Agnieszka niestety nasz właściciel na razie nie planuje izolacji :-( wiem kiszka , ale pewnie o kasę chodzi , może w przyszłym roku zobaczymy chociaż coś wspominał o elewacji . Czyszczenie basenu powiadasz, wiem o czym piszesz i wiem co w tym basenie może pływać;-)

Kici to ja muszę z moimi chłopakami pogadać coby kontrolowali swój język bo czasami jak są na górze to coś im się wymsknie niecenzurowanego :no: no i mój chłop też święty nie jest jeśli chodzi o słownictwo tylko znając jego pracę to pewnie na chwilkę wleci coby was poznać no i może jakiegoś griila rozpali ale najwyżej Kuba zwróci mu uwagę ;-)

Isabela i jak ciacho wyszło ? Z żelazkiem się przeprosiłaś ;-) Super że z W na siatkówkę się wybraliście zawsze to czas spędzony razem ;-)

Aniam z tym skrobaniem to trochę zejdzie;-) od dzisiaj zaczynam kury intensywnie dusić, miło do nich gadać i zobaczymy co z tego wyniknie :-D ale dzięki jak by co to cię wykorzystam ;-)

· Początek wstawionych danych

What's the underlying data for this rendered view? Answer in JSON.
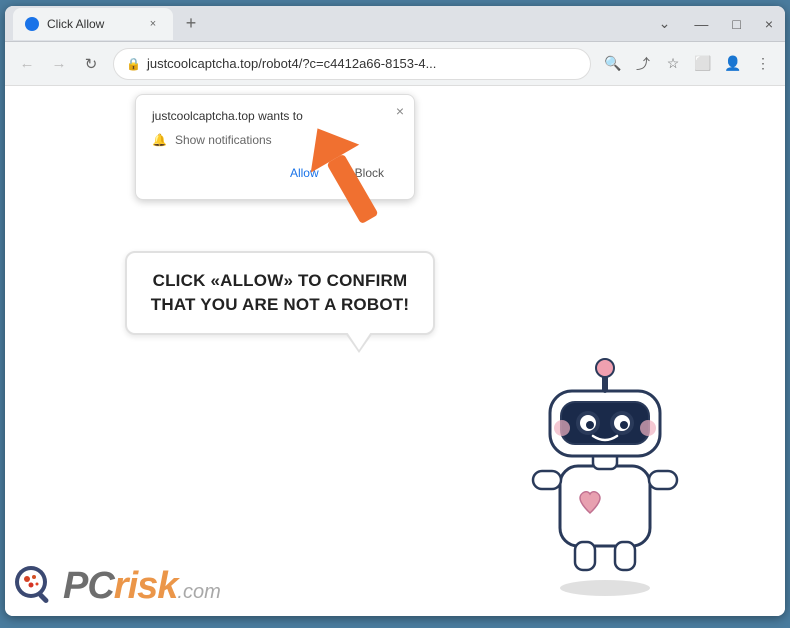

Elvie żyjesz zapracowana kobieto :tak:

Anna to imprezę dzisiaj robisz;-) rzeczywiście jakoś szybko przeleciało i oczywiście &&&& zaciskam coby Wiktor jeszcze posiedział grzecznie w brzuchu :tak: U mnie basen odpada własnie ze względu na dolny odcinek kręgosłupa i przepuchlinę którą tam mam :no:

Kittek trudna sytuacja :-(&&&& za T nadal trzymam.Jeśli chodzi o Maję to dodatkowa konsultacja na pewno wiele wyjaśni i uda coś się zaradzić.

basia super że karmienie nocne wyeliminowane :tak:

Helenka w końcu wstała ;-) domaga się bułki z masłem więc zadzieram kiecę i lecę do sklepu :-)

Miłego dnia
 
reklama
gosienka - no wiesz, jak Q nie ma w pobliżu to i ja ja potrafię bluzgać... praca księgowej w korporacji ma swoje wady :-) a tak jak napisałaś, najwyżej jak Q coś usłyszy to im palcem pogrozi i powie im, że nie dostaną mamby :-D to jego ulubiony tekst. raz coś mi upadło (a jemu zabraniamy rzucać przedmiotami) spojrzał na mnie z powagą i powiedział: mama gapa, nie uważa, nie dostanie mamby bo była niegrzeczna.